President Trump Confirms He’s Looking at Banning TikTok

TikTok app fined in US for illegally gathering children's data (© GETTY/AFP/File Joe
AFP

President Donald Trump on Tuesday confirmed that his administration is looking at banning the Chinese-owned social media app TikTok.

“It’s something we’re looking at. Yes,” the president told Gray TV Full Court Press host Greta Van Susteren when asked about a potential ban on TikTok.

President Trump’s remarks come after Secretary of State Mike Pompeo said a ban on Chinese-owned social media apps, including TikTok, is under consideration.

Pompeo responded when asked by Fox News Channel’s Ingraham Angle whether a ban 0n Chinese social media apps is on the table:

We’re certainly looking at it. We’ve worked on this very issue for a long time, whether it was the problems of having Huawei technology in your infrastructure — we’ve gone all over the world and we’re making real progress getting that out. We declared ZTE a danger to American national security. We’ve done all of these things.

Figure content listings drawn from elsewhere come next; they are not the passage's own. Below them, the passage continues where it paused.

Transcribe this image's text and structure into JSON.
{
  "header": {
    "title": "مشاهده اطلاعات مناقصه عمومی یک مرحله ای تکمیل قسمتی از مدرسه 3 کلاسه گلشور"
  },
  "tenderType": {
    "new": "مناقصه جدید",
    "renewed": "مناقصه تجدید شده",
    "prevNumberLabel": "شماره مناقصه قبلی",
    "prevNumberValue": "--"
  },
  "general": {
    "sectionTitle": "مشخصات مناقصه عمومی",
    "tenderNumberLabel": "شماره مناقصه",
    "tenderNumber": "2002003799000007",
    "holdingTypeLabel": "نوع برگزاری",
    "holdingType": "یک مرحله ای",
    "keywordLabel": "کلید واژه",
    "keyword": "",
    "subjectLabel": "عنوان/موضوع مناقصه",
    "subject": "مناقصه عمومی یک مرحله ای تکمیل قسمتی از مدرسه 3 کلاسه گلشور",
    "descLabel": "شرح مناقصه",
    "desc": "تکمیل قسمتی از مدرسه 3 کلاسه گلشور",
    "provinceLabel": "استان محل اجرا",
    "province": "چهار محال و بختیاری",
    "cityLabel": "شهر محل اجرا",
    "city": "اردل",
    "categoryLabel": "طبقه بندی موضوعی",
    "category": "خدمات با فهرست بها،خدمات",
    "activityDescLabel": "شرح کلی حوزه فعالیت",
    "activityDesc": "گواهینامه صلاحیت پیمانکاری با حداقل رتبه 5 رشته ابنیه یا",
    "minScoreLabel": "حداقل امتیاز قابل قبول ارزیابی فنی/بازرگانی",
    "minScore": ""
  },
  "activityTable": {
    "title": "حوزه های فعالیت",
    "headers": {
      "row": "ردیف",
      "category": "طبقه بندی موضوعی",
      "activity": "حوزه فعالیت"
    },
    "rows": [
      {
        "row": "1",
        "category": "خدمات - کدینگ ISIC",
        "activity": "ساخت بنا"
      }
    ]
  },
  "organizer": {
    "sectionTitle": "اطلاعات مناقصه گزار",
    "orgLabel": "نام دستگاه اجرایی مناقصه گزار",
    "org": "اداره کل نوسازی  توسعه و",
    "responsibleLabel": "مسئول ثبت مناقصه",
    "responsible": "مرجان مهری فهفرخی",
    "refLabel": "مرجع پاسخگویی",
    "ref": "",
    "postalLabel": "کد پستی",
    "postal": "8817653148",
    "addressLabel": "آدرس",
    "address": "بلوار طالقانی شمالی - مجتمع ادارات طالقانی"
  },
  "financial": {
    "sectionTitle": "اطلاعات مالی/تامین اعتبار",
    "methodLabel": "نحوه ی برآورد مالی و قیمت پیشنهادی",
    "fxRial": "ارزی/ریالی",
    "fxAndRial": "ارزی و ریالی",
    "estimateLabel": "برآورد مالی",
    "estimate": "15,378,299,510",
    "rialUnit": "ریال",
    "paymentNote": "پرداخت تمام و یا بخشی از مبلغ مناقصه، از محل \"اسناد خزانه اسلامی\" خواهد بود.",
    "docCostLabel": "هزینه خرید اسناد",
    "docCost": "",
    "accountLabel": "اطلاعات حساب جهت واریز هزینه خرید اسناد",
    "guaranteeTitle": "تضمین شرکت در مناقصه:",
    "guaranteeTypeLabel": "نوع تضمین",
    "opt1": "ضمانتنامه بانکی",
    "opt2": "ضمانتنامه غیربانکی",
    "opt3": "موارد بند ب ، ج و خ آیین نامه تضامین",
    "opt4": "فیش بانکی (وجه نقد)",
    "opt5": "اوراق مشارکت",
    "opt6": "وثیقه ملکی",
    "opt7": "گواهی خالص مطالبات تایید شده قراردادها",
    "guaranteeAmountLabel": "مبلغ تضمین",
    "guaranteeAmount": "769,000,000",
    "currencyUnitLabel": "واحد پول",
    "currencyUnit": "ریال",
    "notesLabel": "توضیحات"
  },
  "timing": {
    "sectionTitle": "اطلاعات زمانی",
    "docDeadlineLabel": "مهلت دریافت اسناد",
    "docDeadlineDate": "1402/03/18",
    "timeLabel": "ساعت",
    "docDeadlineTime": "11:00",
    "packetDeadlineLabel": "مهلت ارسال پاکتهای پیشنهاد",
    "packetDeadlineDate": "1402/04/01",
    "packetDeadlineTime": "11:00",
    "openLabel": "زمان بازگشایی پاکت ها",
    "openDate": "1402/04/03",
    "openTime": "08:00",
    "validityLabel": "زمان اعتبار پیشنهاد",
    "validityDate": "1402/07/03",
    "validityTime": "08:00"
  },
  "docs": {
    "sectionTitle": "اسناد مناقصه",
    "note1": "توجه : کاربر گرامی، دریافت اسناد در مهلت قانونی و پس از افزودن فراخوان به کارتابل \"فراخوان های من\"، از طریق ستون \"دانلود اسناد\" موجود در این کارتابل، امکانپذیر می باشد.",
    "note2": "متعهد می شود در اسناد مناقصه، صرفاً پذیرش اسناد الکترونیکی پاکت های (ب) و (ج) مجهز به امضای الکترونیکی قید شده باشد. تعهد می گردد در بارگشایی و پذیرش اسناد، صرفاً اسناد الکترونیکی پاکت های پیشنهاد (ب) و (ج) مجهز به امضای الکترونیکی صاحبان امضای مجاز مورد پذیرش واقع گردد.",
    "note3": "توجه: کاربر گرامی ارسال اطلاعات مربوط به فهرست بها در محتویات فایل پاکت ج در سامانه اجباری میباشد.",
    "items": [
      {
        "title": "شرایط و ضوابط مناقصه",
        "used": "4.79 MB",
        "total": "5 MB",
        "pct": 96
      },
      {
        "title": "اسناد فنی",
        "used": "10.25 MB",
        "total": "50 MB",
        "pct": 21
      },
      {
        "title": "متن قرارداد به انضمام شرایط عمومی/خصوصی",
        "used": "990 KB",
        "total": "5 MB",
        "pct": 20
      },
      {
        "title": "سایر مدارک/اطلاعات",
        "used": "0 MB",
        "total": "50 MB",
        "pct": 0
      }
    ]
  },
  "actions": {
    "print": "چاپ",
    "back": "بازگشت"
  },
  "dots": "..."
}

With respect to Chinese apps on people’s cell phones, I can assure you, the United States will get this one right too.

“I don’t want to get out in front of the president, but it’s something we’re looking at,” he added.

The Secretary of State then quipped TikTok should only be used “if you want your private information in the hands of the Chinese Communist Party.”

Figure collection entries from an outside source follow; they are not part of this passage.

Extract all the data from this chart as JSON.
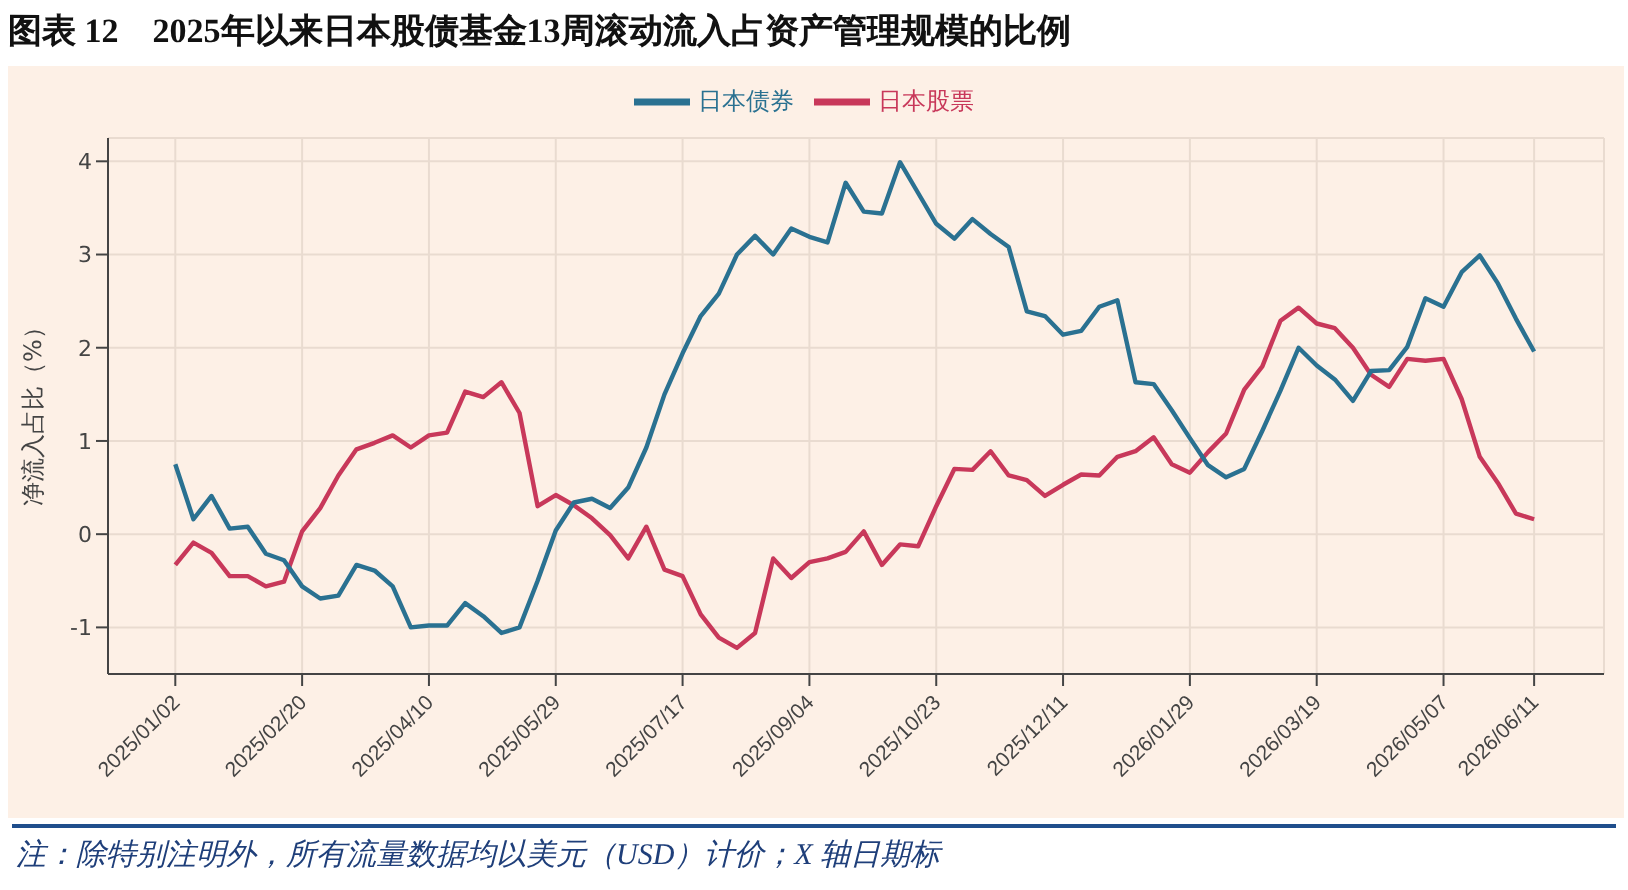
{
  "chart_data": {
    "type": "line",
    "title": "图表 12　2025年以来日本股债基金13周滚动流入占资产管理规模的比例",
    "ylabel": "净流入占比（%）",
    "annotations": [
      "注：除特别注明外，所有流量数据均以美元（USD）计价；X 轴日期标"
    ],
    "x": [
      "2025-01-02",
      "2025-01-09",
      "2025-01-16",
      "2025-01-23",
      "2025-01-30",
      "2025-02-06",
      "2025-02-13",
      "2025-02-20",
      "2025-02-27",
      "2025-03-06",
      "2025-03-13",
      "2025-03-20",
      "2025-03-27",
      "2025-04-03",
      "2025-04-10",
      "2025-04-17",
      "2025-04-24",
      "2025-05-01",
      "2025-05-08",
      "2025-05-15",
      "2025-05-22",
      "2025-05-29",
      "2025-06-05",
      "2025-06-12",
      "2025-06-19",
      "2025-06-26",
      "2025-07-03",
      "2025-07-10",
      "2025-07-17",
      "2025-07-24",
      "2025-07-31",
      "2025-08-07",
      "2025-08-14",
      "2025-08-21",
      "2025-08-28",
      "2025-09-04",
      "2025-09-11",
      "2025-09-18",
      "2025-09-25",
      "2025-10-02",
      "2025-10-09",
      "2025-10-16",
      "2025-10-23",
      "2025-10-30",
      "2025-11-06",
      "2025-11-13",
      "2025-11-20",
      "2025-11-27",
      "2025-12-04",
      "2025-12-11",
      "2025-12-18",
      "2025-12-25",
      "2026-01-01",
      "2026-01-08",
      "2026-01-15",
      "2026-01-22",
      "2026-01-29",
      "2026-02-05",
      "2026-02-12",
      "2026-02-19",
      "2026-02-26",
      "2026-03-05",
      "2026-03-12",
      "2026-03-19",
      "2026-03-26",
      "2026-04-02",
      "2026-04-09",
      "2026-04-16",
      "2026-04-23",
      "2026-04-30",
      "2026-05-07",
      "2026-05-14",
      "2026-05-21",
      "2026-05-28",
      "2026-06-04",
      "2026-06-11"
    ],
    "series": [
      {
        "name": "日本股票",
        "color": "#c8385a",
        "values": [
          -0.33,
          -0.09,
          -0.2,
          -0.45,
          -0.45,
          -0.56,
          -0.51,
          0.03,
          0.28,
          0.63,
          0.91,
          0.98,
          1.06,
          0.93,
          1.06,
          1.09,
          1.53,
          1.47,
          1.63,
          1.3,
          0.3,
          0.42,
          0.31,
          0.17,
          -0.01,
          -0.26,
          0.08,
          -0.38,
          -0.45,
          -0.86,
          -1.11,
          -1.22,
          -1.06,
          -0.26,
          -0.47,
          -0.3,
          -0.26,
          -0.19,
          0.03,
          -0.33,
          -0.11,
          -0.13,
          0.3,
          0.7,
          0.69,
          0.89,
          0.63,
          0.58,
          0.41,
          0.53,
          0.64,
          0.63,
          0.83,
          0.89,
          1.04,
          0.75,
          0.66,
          0.88,
          1.08,
          1.55,
          1.8,
          2.29,
          2.43,
          2.26,
          2.21,
          2.0,
          1.71,
          1.58,
          1.88,
          1.86,
          1.88,
          1.45,
          0.83,
          0.55,
          0.22,
          0.16
        ]
      },
      {
        "name": "日本债券",
        "color": "#2a7191",
        "values": [
          0.75,
          0.16,
          0.41,
          0.06,
          0.08,
          -0.21,
          -0.28,
          -0.56,
          -0.69,
          -0.66,
          -0.33,
          -0.39,
          -0.56,
          -1.0,
          -0.98,
          -0.98,
          -0.74,
          -0.88,
          -1.06,
          -1.0,
          -0.5,
          0.04,
          0.34,
          0.38,
          0.28,
          0.5,
          0.93,
          1.5,
          1.94,
          2.34,
          2.58,
          3.0,
          3.2,
          3.0,
          3.28,
          3.19,
          3.13,
          3.77,
          3.46,
          3.44,
          3.99,
          3.66,
          3.33,
          3.17,
          3.38,
          3.22,
          3.08,
          2.39,
          2.34,
          2.14,
          2.18,
          2.44,
          2.51,
          1.63,
          1.61,
          1.33,
          1.03,
          0.74,
          0.61,
          0.7,
          1.11,
          1.54,
          2.0,
          1.81,
          1.66,
          1.43,
          1.75,
          1.76,
          2.01,
          2.53,
          2.44,
          2.81,
          2.99,
          2.69,
          2.31,
          1.96
        ]
      }
    ],
    "xlim": [
      "2024-12-07",
      "2026-07-08"
    ],
    "xticks": [
      {
        "value": "2025-01-02",
        "label": "2025/01/02"
      },
      {
        "value": "2025-02-20",
        "label": "2025/02/20"
      },
      {
        "value": "2025-04-10",
        "label": "2025/04/10"
      },
      {
        "value": "2025-05-29",
        "label": "2025/05/29"
      },
      {
        "value": "2025-07-17",
        "label": "2025/07/17"
      },
      {
        "value": "2025-09-04",
        "label": "2025/09/04"
      },
      {
        "value": "2025-10-23",
        "label": "2025/10/23"
      },
      {
        "value": "2025-12-11",
        "label": "2025/12/11"
      },
      {
        "value": "2026-01-29",
        "label": "2026/01/29"
      },
      {
        "value": "2026-03-19",
        "label": "2026/03/19"
      },
      {
        "value": "2026-05-07",
        "label": "2026/05/07"
      },
      {
        "value": "2026-06-11",
        "label": "2026/06/11"
      }
    ],
    "ylim": [
      -1.5,
      4.25
    ],
    "yticks": [
      -1,
      0,
      1,
      2,
      3,
      4
    ],
    "grid": true,
    "legend": "top",
    "marker": "none",
    "line_style": "solid"
  }
}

TikTok was recently one of around 60 Chinese apps to be banned in India amid rising tensions between the two countries over a deadly border dispute in the Himalayas.

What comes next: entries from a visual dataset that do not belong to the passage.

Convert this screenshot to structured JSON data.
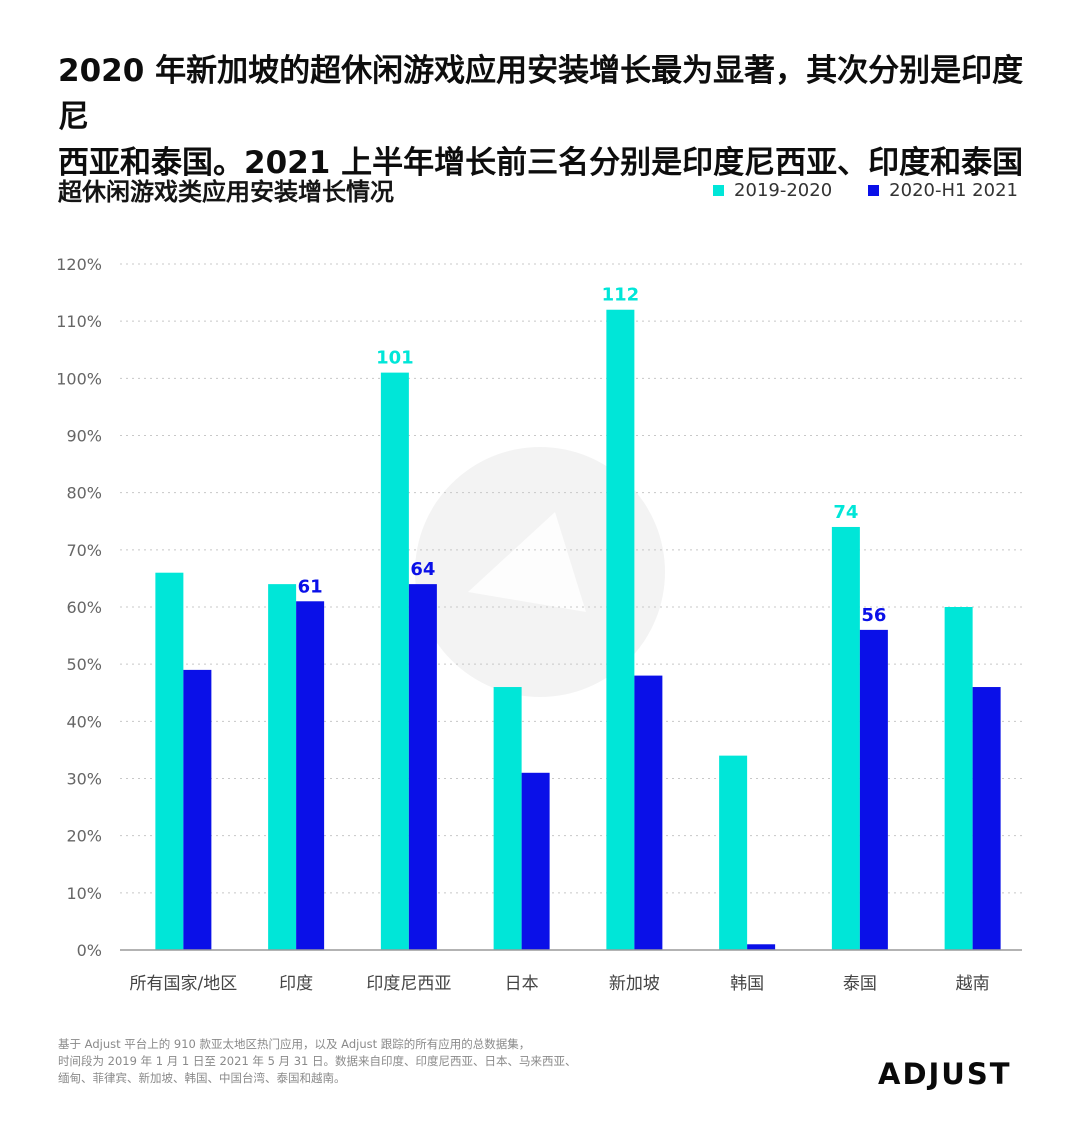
{
  "headline": {
    "line1": "2020 年新加坡的超休闲游戏应用安装增长最为显著，其次分别是印度尼",
    "line2": "西亚和泰国。2021 上半年增长前三名分别是印度尼西亚、印度和泰国"
  },
  "chart_data": {
    "type": "bar",
    "title": "超休闲游戏类应用安装增长情况",
    "xlabel": "",
    "ylabel": "",
    "ylim": [
      0,
      120
    ],
    "yticks": [
      0,
      10,
      20,
      30,
      40,
      50,
      60,
      70,
      80,
      90,
      100,
      110,
      120
    ],
    "ytick_labels": [
      "0%",
      "10%",
      "20%",
      "30%",
      "40%",
      "50%",
      "60%",
      "70%",
      "80%",
      "90%",
      "100%",
      "110%",
      "120%"
    ],
    "grid": true,
    "legend_position": "top-right",
    "categories": [
      "所有国家/地区",
      "印度",
      "印度尼西亚",
      "日本",
      "新加坡",
      "韩国",
      "泰国",
      "越南"
    ],
    "series": [
      {
        "name": "2019-2020",
        "color": "#00E6D8",
        "values": [
          66,
          64,
          101,
          46,
          112,
          34,
          74,
          60
        ],
        "labels": [
          "",
          "",
          "101",
          "",
          "112",
          "",
          "74",
          ""
        ]
      },
      {
        "name": "2020-H1 2021",
        "color": "#0A10E8",
        "values": [
          49,
          61,
          64,
          31,
          48,
          1,
          56,
          46
        ],
        "labels": [
          "",
          "61",
          "64",
          "",
          "",
          "",
          "56",
          ""
        ]
      }
    ]
  },
  "footnote": {
    "line1": "基于 Adjust 平台上的 910 款亚太地区热门应用，以及 Adjust 跟踪的所有应用的总数据集，",
    "line2": "时间段为 2019 年 1 月 1 日至 2021 年 5 月 31 日。数据来自印度、印度尼西亚、日本、马来西亚、",
    "line3": "缅甸、菲律宾、新加坡、韩国、中国台湾、泰国和越南。"
  },
  "brand": {
    "name": "ADJUST"
  },
  "colors": {
    "gridline": "#C8C8C8",
    "axis": "#9A9A9A",
    "tick_text": "#666666",
    "watermark": "#F3F3F3"
  }
}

TikTok said Tuesday it will stop operations in Hong Kong, joining other social media companies in warily eyeing ramifications of a sweeping national security law that took effect last week.

The short-form video app’s planned departure from Hong Kong comes as various social media platforms and messaging apps including Facebook, WhatsApp, Telegram, Google, and Twitter balk at the possibility of providing user data to Hong Kong authorities.

The social media companies say they are assessing implications of the security law, which prohibits what Beijing views as secessionist, subversive, or terrorist activities or as foreign intervention in the city’s internal affairs. In the communist-ruled mainland, foreign social media platforms are blocked by China’s “Great Firewall.”

The Associated Press contributed to this report.